Recent advances of defect-induced spin and valley polarized states in graphene

TL;DR

This paper reviews recent STM studies on how atomic-scale defects in graphene induce spin and valley polarized states, offering insights into potential spintronics and valleytronics applications.

Contribution

It provides a comprehensive overview of recent experimental advances in defect-induced spin and valley polarization in graphene using STM techniques.

Findings

Atomic defects can lift degeneracies in graphene.

STM reveals localized spin and valley polarized states.

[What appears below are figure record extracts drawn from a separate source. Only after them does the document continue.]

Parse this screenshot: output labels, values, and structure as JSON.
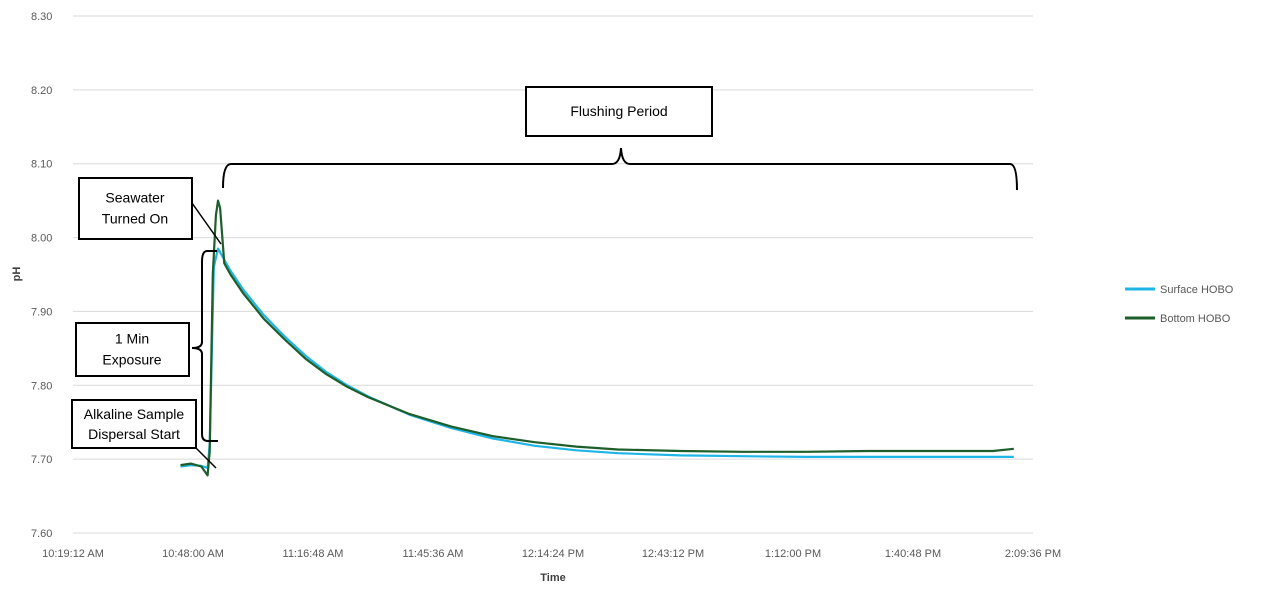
{
  "chart_data": {
    "type": "line",
    "title": "",
    "xlabel": "Time",
    "ylabel": "pH",
    "ylim": [
      7.6,
      8.3
    ],
    "y_ticks": [
      "7.60",
      "7.70",
      "7.80",
      "7.90",
      "8.00",
      "8.10",
      "8.20",
      "8.30"
    ],
    "x_ticks": [
      "10:19:12 AM",
      "10:48:00 AM",
      "11:16:48 AM",
      "11:45:36 AM",
      "12:14:24 PM",
      "12:43:12 PM",
      "1:12:00 PM",
      "1:40:48 PM",
      "2:09:36 PM"
    ],
    "xlim": [
      "10:19:12",
      "14:09:36"
    ],
    "grid": true,
    "legend_position": "right",
    "series": [
      {
        "name": "Surface HOBO",
        "color": "#1fb5e6",
        "points": [
          [
            "10:45:00",
            7.69
          ],
          [
            "10:47:30",
            7.692
          ],
          [
            "10:50:00",
            7.691
          ],
          [
            "10:51:30",
            7.688
          ],
          [
            "10:52:00",
            7.72
          ],
          [
            "10:53:00",
            7.96
          ],
          [
            "10:54:00",
            7.985
          ],
          [
            "10:55:00",
            7.975
          ],
          [
            "10:57:00",
            7.955
          ],
          [
            "11:00:00",
            7.93
          ],
          [
            "11:05:00",
            7.895
          ],
          [
            "11:10:00",
            7.866
          ],
          [
            "11:15:00",
            7.84
          ],
          [
            "11:20:00",
            7.818
          ],
          [
            "11:25:00",
            7.8
          ],
          [
            "11:30:00",
            7.785
          ],
          [
            "11:40:00",
            7.76
          ],
          [
            "11:50:00",
            7.742
          ],
          [
            "12:00:00",
            7.728
          ],
          [
            "12:10:00",
            7.718
          ],
          [
            "12:20:00",
            7.712
          ],
          [
            "12:30:00",
            7.708
          ],
          [
            "12:45:00",
            7.705
          ],
          [
            "13:00:00",
            7.704
          ],
          [
            "13:15:00",
            7.703
          ],
          [
            "13:30:00",
            7.703
          ],
          [
            "13:45:00",
            7.703
          ],
          [
            "14:00:00",
            7.703
          ],
          [
            "14:05:00",
            7.703
          ]
        ]
      },
      {
        "name": "Bottom HOBO",
        "color": "#1e5e2a",
        "points": [
          [
            "10:45:00",
            7.692
          ],
          [
            "10:47:30",
            7.694
          ],
          [
            "10:50:00",
            7.69
          ],
          [
            "10:51:30",
            7.678
          ],
          [
            "10:52:00",
            7.71
          ],
          [
            "10:52:45",
            7.95
          ],
          [
            "10:53:30",
            8.03
          ],
          [
            "10:54:00",
            8.05
          ],
          [
            "10:54:30",
            8.04
          ],
          [
            "10:55:30",
            7.965
          ],
          [
            "10:57:00",
            7.95
          ],
          [
            "11:00:00",
            7.925
          ],
          [
            "11:05:00",
            7.89
          ],
          [
            "11:10:00",
            7.862
          ],
          [
            "11:15:00",
            7.836
          ],
          [
            "11:20:00",
            7.815
          ],
          [
            "11:25:00",
            7.798
          ],
          [
            "11:30:00",
            7.784
          ],
          [
            "11:40:00",
            7.761
          ],
          [
            "11:50:00",
            7.744
          ],
          [
            "12:00:00",
            7.731
          ],
          [
            "12:10:00",
            7.723
          ],
          [
            "12:20:00",
            7.717
          ],
          [
            "12:30:00",
            7.713
          ],
          [
            "12:45:00",
            7.711
          ],
          [
            "13:00:00",
            7.71
          ],
          [
            "13:15:00",
            7.71
          ],
          [
            "13:30:00",
            7.711
          ],
          [
            "13:45:00",
            7.711
          ],
          [
            "14:00:00",
            7.711
          ],
          [
            "14:05:00",
            7.714
          ]
        ]
      }
    ],
    "annotations": [
      {
        "id": "flushing",
        "lines": [
          "Flushing Period"
        ]
      },
      {
        "id": "seawater",
        "lines": [
          "Seawater",
          "Turned On"
        ]
      },
      {
        "id": "exposure",
        "lines": [
          "1 Min",
          "Exposure"
        ]
      },
      {
        "id": "alkaline",
        "lines": [
          "Alkaline Sample",
          "Dispersal Start"
        ]
      }
    ]
  }
}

Defect types include vacancies, dopants, and chemisorbed atoms.

Abstract

Electrons in graphene have fourfold spin and valley degeneracies owing to the unique bipartite honeycomb lattice and an extremely weak spin-orbit coupling, which can support a series of broken symmetry states. Atomic-scale defects in graphene are expected to lift these degenerate degrees of freedom at the nanoscale, and hence, lead to rich quantum states, highlighting promising directions for spintronics and valleytronics. In this article, we mainly review the recent scanning tunneling microscopy (STM) advances on the spin and/or valley polarized states induced by an individual atomic-scale defect in graphene, including a single-carbon vacancy, a nitrogen-atom dopant, and a hydrogen-atom chemisorption. Lastly, we give a perspective in this field.